Lebenskunst 13.5.2021, Franz Josef Weißenböck

Bibelessay zu Apostelgeschichte 1,1-11

60 Jahre sind vergangen seit Juri Gagarin als erster Mensch in das Weltall geflogen ist. Das war eine Raumfahrt. Himmelfahrt meint etwas gänzlich anderes. Schon das Wort Himmelfahrt ist irreführend. Bibelwissenschaftler bevorzugen den Begriff „Entrückung“.

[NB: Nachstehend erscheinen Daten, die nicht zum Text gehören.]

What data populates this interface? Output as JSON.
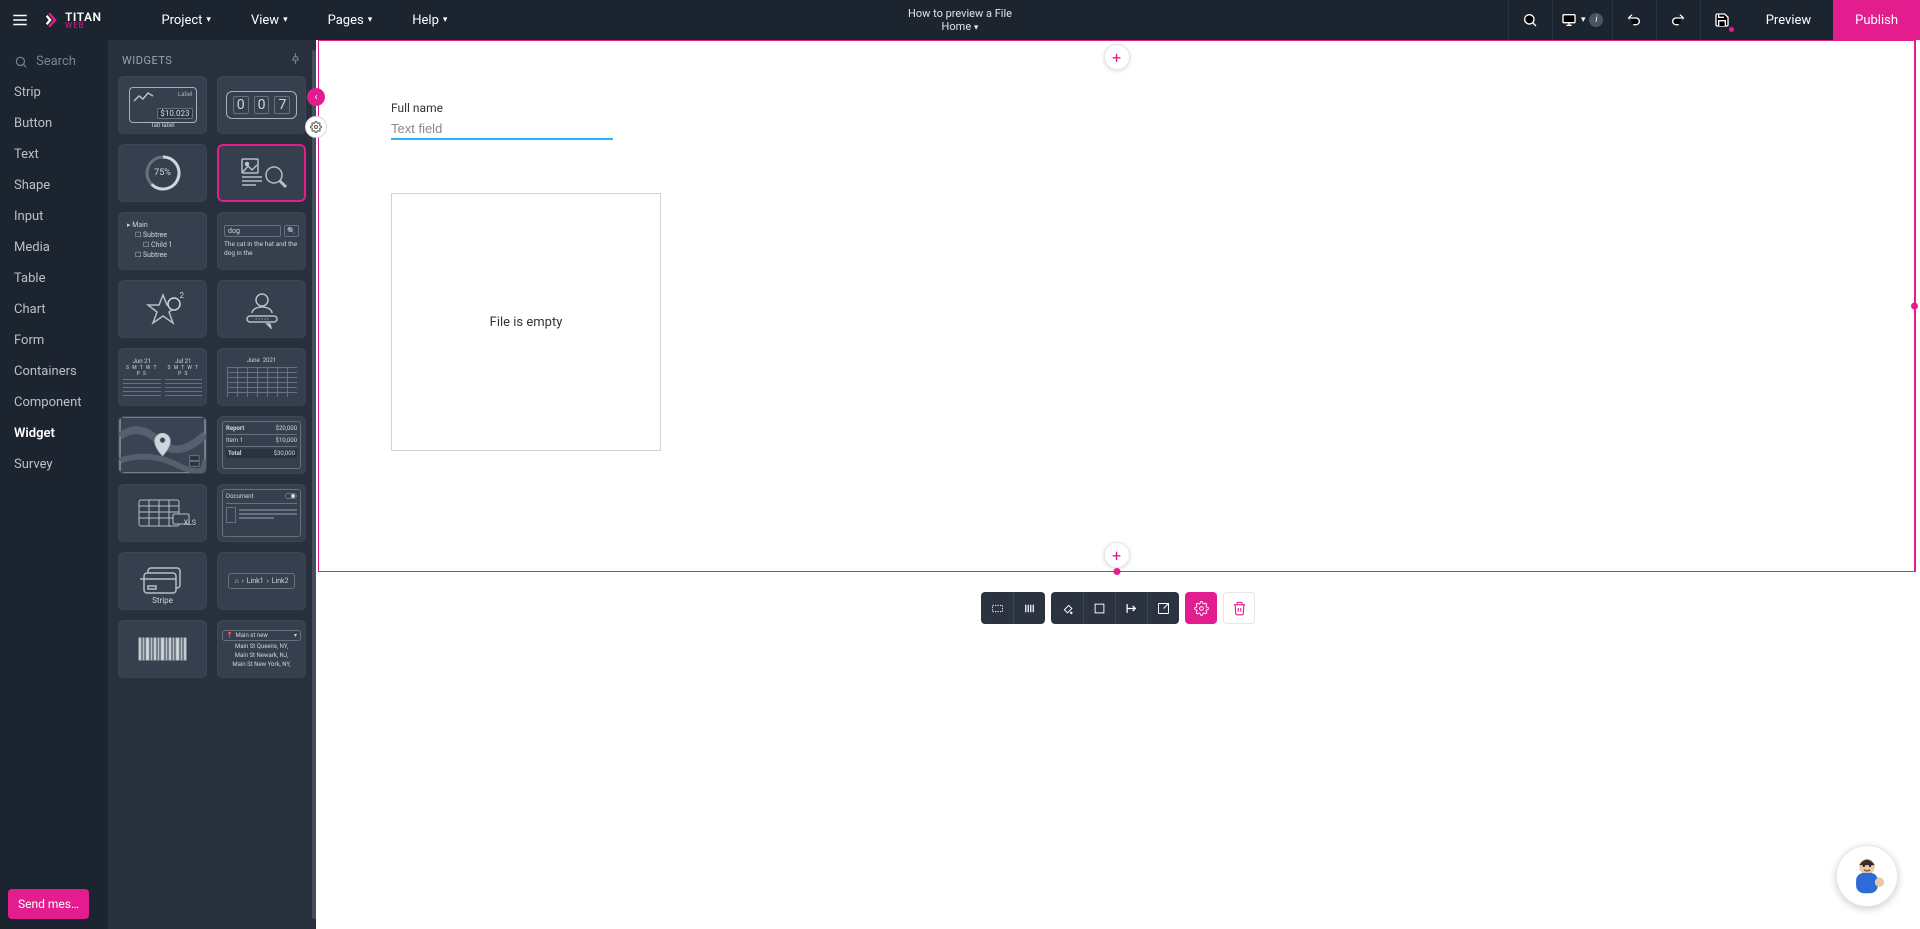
{
  "brand": {
    "name": "TITAN",
    "subline": "WEB"
  },
  "menu": {
    "project": "Project",
    "view": "View",
    "pages": "Pages",
    "help": "Help"
  },
  "headerCenter": {
    "title": "How to preview a File",
    "page": "Home"
  },
  "headerRight": {
    "preview": "Preview",
    "publish": "Publish"
  },
  "search": {
    "placeholder": "Search"
  },
  "nav": {
    "strip": "Strip",
    "button": "Button",
    "text": "Text",
    "shape": "Shape",
    "input": "Input",
    "media": "Media",
    "table": "Table",
    "chart": "Chart",
    "form": "Form",
    "containers": "Containers",
    "component": "Component",
    "widget": "Widget",
    "survey": "Survey"
  },
  "panel": {
    "title": "WIDGETS"
  },
  "widgets": {
    "kpi_label": "Label",
    "kpi_value": "$10.023",
    "kpi_tab": "Tab label",
    "counter": {
      "d1": "0",
      "d2": "0",
      "d3": "7"
    },
    "progress": "75%",
    "tree": {
      "main": "Main",
      "sub1": "Subtree",
      "child1": "Child 1",
      "sub2": "Subtree"
    },
    "wordsearch": {
      "query": "dog",
      "line": "The cat in the hat and the dog in the"
    },
    "rating": "2",
    "datepicker": {
      "m1": "Jun 21",
      "m2": "Jul 21",
      "days": "S M T W T P S"
    },
    "calendar": {
      "month": "June",
      "year": "2021"
    },
    "report": {
      "title": "Report",
      "a": "$20,000",
      "item1": "Item 1",
      "b": "$10,000",
      "total": "Total",
      "tval": "$30,000"
    },
    "xls": "XLS",
    "document": "Document",
    "stripe": "Stripe",
    "breadcrumb": {
      "l1": "Link1",
      "l2": "Link2"
    },
    "address": {
      "main": "Main st new",
      "a1": "Main St Queens, NY,",
      "a2": "Main St Newark, NJ,",
      "a3": "Main St New York, NY,"
    }
  },
  "canvas": {
    "fieldLabel": "Full name",
    "fieldPlaceholder": "Text field",
    "fileEmpty": "File is empty"
  },
  "sendMessage": "Send mes…"
}
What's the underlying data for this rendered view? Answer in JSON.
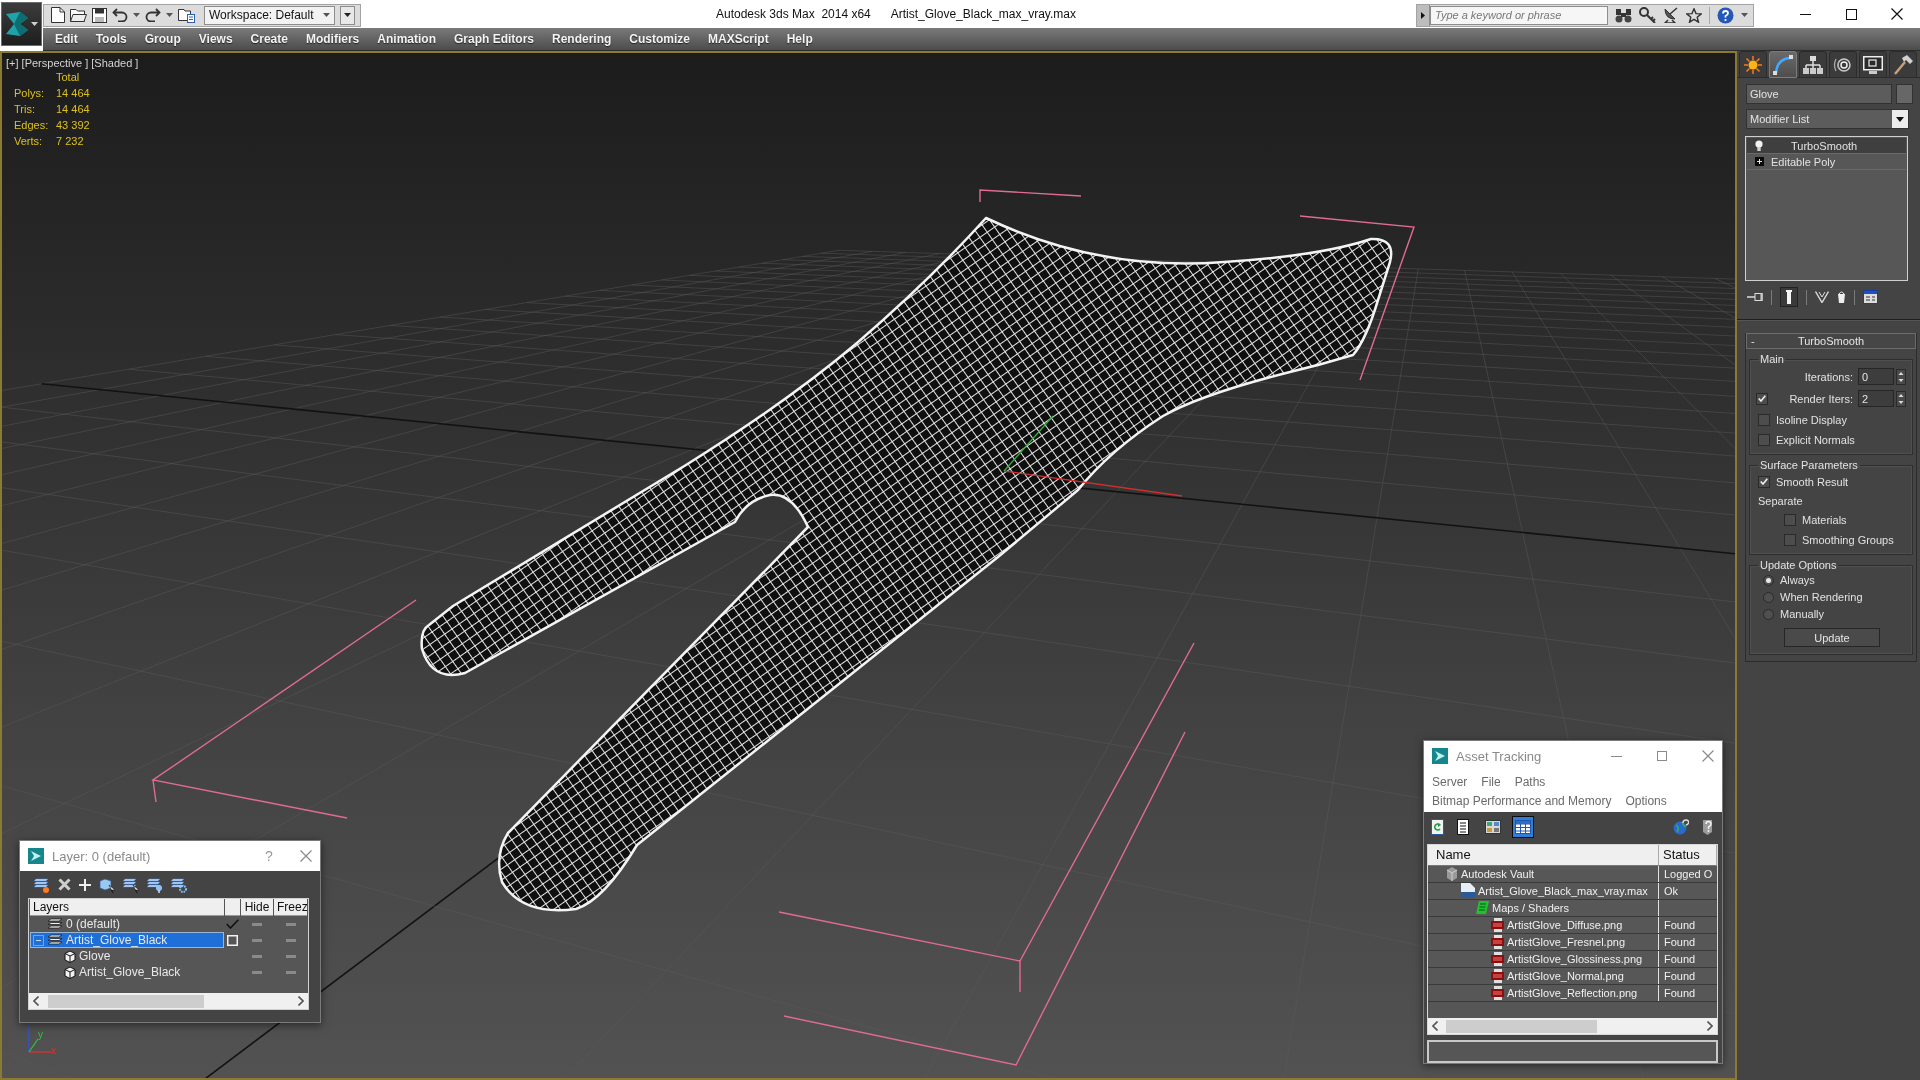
{
  "title_bar": {
    "workspace": "Workspace: Default",
    "app_title": "Autodesk 3ds Max  2014 x64",
    "file_name": "Artist_Glove_Black_max_vray.max",
    "search": {
      "placeholder": "Type a keyword or phrase"
    }
  },
  "menu_bar": [
    "Edit",
    "Tools",
    "Group",
    "Views",
    "Create",
    "Modifiers",
    "Animation",
    "Graph Editors",
    "Rendering",
    "Customize",
    "MAXScript",
    "Help"
  ],
  "viewport": {
    "label": "[+] [Perspective ] [Shaded ]",
    "active": true,
    "stats": {
      "header": "Total",
      "rows": [
        {
          "label": "Polys:",
          "value": "14 464"
        },
        {
          "label": "Tris:",
          "value": "14 464"
        },
        {
          "label": "Edges:",
          "value": "43 392"
        },
        {
          "label": "Verts:",
          "value": "7 232"
        }
      ]
    },
    "axis_tripod": {
      "x_label": "x",
      "y_label": "y"
    }
  },
  "command_panel": {
    "tabs": [
      {
        "kind": "create",
        "selected": false
      },
      {
        "kind": "modify",
        "selected": true
      },
      {
        "kind": "hierarchy",
        "selected": false
      },
      {
        "kind": "motion",
        "selected": false
      },
      {
        "kind": "display",
        "selected": false
      },
      {
        "kind": "utilities",
        "selected": false
      }
    ],
    "object_name": "Glove",
    "modifier_list": "Modifier List",
    "stack": [
      {
        "name": "TurboSmooth",
        "kind": "modifier",
        "selected": true
      },
      {
        "name": "Editable Poly",
        "kind": "base",
        "selected": false
      }
    ],
    "stack_tools": {
      "show_end_result": true
    },
    "rollout": {
      "toggle": "-",
      "title": "TurboSmooth",
      "groups": [
        {
          "title": "Main",
          "controls": [
            {
              "kind": "spinner",
              "label": "Iterations:",
              "value": "0"
            },
            {
              "kind": "spinner",
              "label": "Render Iters:",
              "value": "2",
              "checked": true
            },
            {
              "kind": "checkbox",
              "label": "Isoline Display",
              "checked": false
            },
            {
              "kind": "checkbox",
              "label": "Explicit Normals",
              "checked": false
            }
          ]
        },
        {
          "title": "Surface Parameters",
          "controls": [
            {
              "kind": "checkbox",
              "label": "Smooth Result",
              "checked": true
            },
            {
              "kind": "label",
              "label": "Separate",
              "children": [
                {
                  "kind": "checkbox",
                  "label": "Materials",
                  "checked": false
                },
                {
                  "kind": "checkbox",
                  "label": "Smoothing Groups",
                  "checked": false
                }
              ]
            }
          ]
        },
        {
          "title": "Update Options",
          "controls": [
            {
              "kind": "radio",
              "label": "Always",
              "selected": true
            },
            {
              "kind": "radio",
              "label": "When Rendering",
              "selected": false
            },
            {
              "kind": "radio",
              "label": "Manually",
              "selected": false
            },
            {
              "kind": "button",
              "label": "Update"
            }
          ]
        }
      ]
    }
  },
  "layer_dialog": {
    "title": "Layer: 0 (default)",
    "help": "?",
    "columns": [
      "Layers",
      "Hide",
      "Freez"
    ],
    "rows": [
      {
        "name": "0 (default)",
        "kind": "layer",
        "selected": false,
        "current": true,
        "hidden": false,
        "frozen": false
      },
      {
        "name": "Artist_Glove_Black",
        "kind": "layer",
        "selected": true,
        "current": false,
        "expanded": true,
        "hidden": false,
        "frozen": false,
        "children": [
          {
            "name": "Glove",
            "kind": "object",
            "selected": false,
            "hidden": false,
            "frozen": false
          },
          {
            "name": "Artist_Glove_Black",
            "kind": "object",
            "selected": false,
            "hidden": false,
            "frozen": false
          }
        ]
      }
    ]
  },
  "asset_tracking": {
    "title": "Asset Tracking",
    "menu_rows": [
      [
        "Server",
        "File",
        "Paths"
      ],
      [
        "Bitmap Performance and Memory",
        "Options"
      ]
    ],
    "view_modes": [
      {
        "kind": "list",
        "selected": false
      },
      {
        "kind": "thumbnails",
        "selected": false
      },
      {
        "kind": "table",
        "selected": true
      }
    ],
    "columns": [
      "Name",
      "Status"
    ],
    "rows": [
      {
        "name": "Autodesk Vault",
        "kind": "vault",
        "status": "Logged O",
        "selected": false,
        "children": [
          {
            "name": "Artist_Glove_Black_max_vray.max",
            "kind": "scene",
            "status": "Ok",
            "selected": false,
            "children": [
              {
                "name": "Maps / Shaders",
                "kind": "folder",
                "selected": false,
                "children": [
                  {
                    "name": "ArtistGlove_Diffuse.png",
                    "kind": "image",
                    "status": "Found",
                    "selected": false
                  },
                  {
                    "name": "ArtistGlove_Fresnel.png",
                    "kind": "image",
                    "status": "Found",
                    "selected": false
                  },
                  {
                    "name": "ArtistGlove_Glossiness.png",
                    "kind": "image",
                    "status": "Found",
                    "selected": false
                  },
                  {
                    "name": "ArtistGlove_Normal.png",
                    "kind": "image",
                    "status": "Found",
                    "selected": false
                  },
                  {
                    "name": "ArtistGlove_Reflection.png",
                    "kind": "image",
                    "status": "Found",
                    "selected": false
                  }
                ]
              }
            ]
          }
        ]
      }
    ]
  }
}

Der Autor der Apostelgeschichte verwendet das Wort eperthe, was mit „er wurde emporgehoben“ zutreffend übersetzt ist. Das entspricht im Übrigen dem antiken Weltbild, wonach der Himmel oben ist. Aber der Himmel ist weder oben noch unten. Der Himmel ist kein Ort, sondern eher ein Zustand – ein Zustand der Vollkommenheit, in dem es keine Zeit gibt und damit keine Vergänglichkeit. Ein Zustand, in dem einfach alles gut ist, ein Zustand vollkommenen Glücks. Es gibt Augenblicke diesseits des Todes, in denen Menschen eine Ahnung davon erfahren.

Franz Josef Weißenböck
ist katholischer Theologe

Man muss nicht immer gleich verstehen

Darüber ließe sich nun unendlich spekulieren, und darüber wurde auch durch die Jahrtausende spekuliert. Ich möchte mich lieber einem anderen Aspekt zuwenden. Es ist ein einziger Satz, aber für mich ist dieser Satz kostbar und tröstlich. Das ist dieser Satz: „Als sie nun beisammen waren, fragten sie ihn: Herr, stellst du in dieser Zeit das Reich für Israel wieder her?“ Dieser Satz fasst die gesamte Hoffnung des Volkes Israel und die Hoffnungen der Jünger Jesu zusammen: Die Hoffnung auf die Königsherrschaft Gottes, die Gerechtigkeit und Frieden bringen und die Herrschaft von Menschen über Menschen beenden soll und die durch Israel auf die ganze Welt ausgeweitet und verwirklicht wird, die Hoffnung auf den Messias. Auch bei den Gefolgsleuten des Jesus von Nazareth waren diese Vorstellungen durchaus weltlicher Natur. Sie stritten darum, wer unter ihnen der Größte sei und wer die besten Plätze einnehmen werde.

Als sie mit Jesus durch Galiläa zogen, hat sie wohl diese Hoffnung angetrieben und beseelt. Und dann wurden diese Hoffnungen vernichtet. Der Kreuzestod Jesu war nicht zuletzt eine religiöse Katastrophe, undenkbar damals für fromme Juden. „Ein Gehenkter ist ein von Gott Verfluchter“, heißt es lapidar im Buch Deuteronomium, das ja auch zum Alten Testament der Christen gehört. Doch darauf folgte das Unbegreifliche, Unvorstellbare: Die Jüngerinnen und Jünger erleben Jesus als Lebenden. Aber immer noch haben sie nicht begriffen, worum es Jesus geht. Das beweist ihre Frage nach der Wiederherstellung des Reichs in dieser Zeit.

Lebenskunst
Donnerstag, 13.5.2021, 7.05 Uhr, Ö1

Was aber soll an dieser Frage tröstlich sein? Mich tröstet der Gedanke, dass die Frauen und Männer, die Jesus begleitet haben, die ihre Hoffnung auf ihn gesetzt haben, die die Katastrophe des Karfreitags und die Überwältigung von Ostern erlebt haben, immer noch nicht begriffen haben. Wie sollte dann ich, wie sollten die Spätgeborenen, die Frauen und Männer, die heute Kirche sind, verstehen! Menschen sind fehlbar, unausweichlich, auch wenn sie gläubig sind, und sie bleiben fehlbar bis zu ihrer Himmelfahrt in der Stunde ihres Todes.

Ach ja, noch ein Wort zu Juri Gagarin: Der Tag seiner Raumfahrt war der 12. April 1961. Der Tag seiner Himmelfahrt aber war der 27. März 1968. An diesem Tag stürzte er mit einer MIG 15 ab.